Date: 21.09.2017  Heure: 23:08 GMT


Ajouté le : 01.07.2012 15:47

Note d’information: La poursuite de la détention des militants d’IRA – Mauritanie est arbitraire

Le 27 juin 2012 s’est ouvert le procès de sept militants d’IRA – Mauritanie. Le président Biram DAH ABEID, Oubeid Ould IMIGINE, Ahmed Hamdy Ould HAMARVALL, Elid Ould LEMLIH, Boumédiene Ould BATA, Yaghoub DIARRA, Abidine Ould MAATALA furent présentés à la cour criminelle de Nouakchott. Les militants ont été arrêtés le 29 avril 2012 suite à l’incinération par le mouvement de livres du rite malékite dont le contenu codifie scandaleusement la pratique de l’esclavage. Ils étaient soupçonnés de diverses fautes : en plus de l’appartenance à une organisation non reconnue et de l’atteinte aux valeurs islamiques, les chefs d’inculpations allaient jusqu’à l’apostasie, l’atteinte à la sûreté de l’Etat et des activités hors la loi (terrorisme), passibles de la peine de mort.

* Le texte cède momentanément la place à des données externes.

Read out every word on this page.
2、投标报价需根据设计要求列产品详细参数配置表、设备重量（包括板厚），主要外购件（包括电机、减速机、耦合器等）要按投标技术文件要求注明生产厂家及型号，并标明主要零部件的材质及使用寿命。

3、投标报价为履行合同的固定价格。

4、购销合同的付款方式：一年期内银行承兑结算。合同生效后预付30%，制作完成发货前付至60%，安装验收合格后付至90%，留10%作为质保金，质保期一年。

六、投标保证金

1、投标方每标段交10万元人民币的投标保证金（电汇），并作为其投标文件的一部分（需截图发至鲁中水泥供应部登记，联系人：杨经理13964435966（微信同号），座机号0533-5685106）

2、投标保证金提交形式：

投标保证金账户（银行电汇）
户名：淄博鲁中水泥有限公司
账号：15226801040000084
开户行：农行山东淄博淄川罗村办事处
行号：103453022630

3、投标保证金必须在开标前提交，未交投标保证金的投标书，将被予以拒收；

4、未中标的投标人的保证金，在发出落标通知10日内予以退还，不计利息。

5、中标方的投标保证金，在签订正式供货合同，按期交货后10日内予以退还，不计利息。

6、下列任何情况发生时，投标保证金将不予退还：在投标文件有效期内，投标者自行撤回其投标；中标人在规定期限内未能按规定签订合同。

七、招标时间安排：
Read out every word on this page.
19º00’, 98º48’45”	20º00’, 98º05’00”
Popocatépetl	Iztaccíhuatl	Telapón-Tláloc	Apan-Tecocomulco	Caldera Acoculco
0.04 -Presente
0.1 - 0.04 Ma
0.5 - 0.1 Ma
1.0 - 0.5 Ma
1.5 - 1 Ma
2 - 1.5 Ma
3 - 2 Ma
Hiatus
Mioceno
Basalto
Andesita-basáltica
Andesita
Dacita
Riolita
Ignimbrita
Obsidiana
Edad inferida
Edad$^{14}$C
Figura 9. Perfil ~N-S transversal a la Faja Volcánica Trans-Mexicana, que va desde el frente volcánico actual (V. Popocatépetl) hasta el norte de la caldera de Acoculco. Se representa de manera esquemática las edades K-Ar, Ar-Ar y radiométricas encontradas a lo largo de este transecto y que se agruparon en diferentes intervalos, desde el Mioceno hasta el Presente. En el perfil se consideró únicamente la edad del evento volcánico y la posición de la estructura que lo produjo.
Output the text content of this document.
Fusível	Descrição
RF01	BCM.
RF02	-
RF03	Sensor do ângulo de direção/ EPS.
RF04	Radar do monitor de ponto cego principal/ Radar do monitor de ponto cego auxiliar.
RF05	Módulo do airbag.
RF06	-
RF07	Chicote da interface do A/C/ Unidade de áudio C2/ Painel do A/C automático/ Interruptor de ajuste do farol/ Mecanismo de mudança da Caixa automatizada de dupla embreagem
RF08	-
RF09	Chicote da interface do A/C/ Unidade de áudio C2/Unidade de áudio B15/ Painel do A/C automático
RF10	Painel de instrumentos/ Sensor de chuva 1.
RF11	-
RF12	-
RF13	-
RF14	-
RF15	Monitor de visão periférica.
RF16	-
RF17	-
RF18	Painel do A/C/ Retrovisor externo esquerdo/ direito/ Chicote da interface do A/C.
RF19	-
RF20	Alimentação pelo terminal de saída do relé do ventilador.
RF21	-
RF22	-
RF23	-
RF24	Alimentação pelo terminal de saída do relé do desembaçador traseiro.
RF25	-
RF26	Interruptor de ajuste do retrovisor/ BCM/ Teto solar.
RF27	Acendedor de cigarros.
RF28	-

Dès l’ouverture du procès, le collectif de défense des prévenus attaqua le dossier d’inculpation et après quelques heures de débat, l’audience fût suspendue. Elle reprit après la pause avec l’annonce par le président de la cour de la nullité de la procédure. Ainsi, le dossier fût renvoyé au parquet. Cette décision qui annule les poursuites laisse au procureur deux éventualités : arrêter les poursuites en libérant les prévenus ou les mettre aux arrêts après constitution d’un nouveau dossier d’inculpation (requalification des faits) ce qui, selon le Code pénal, ne peut être envisagé qu’au bout de quinze jours au moins après la décision de la cour de se dessaisir de l’affaire.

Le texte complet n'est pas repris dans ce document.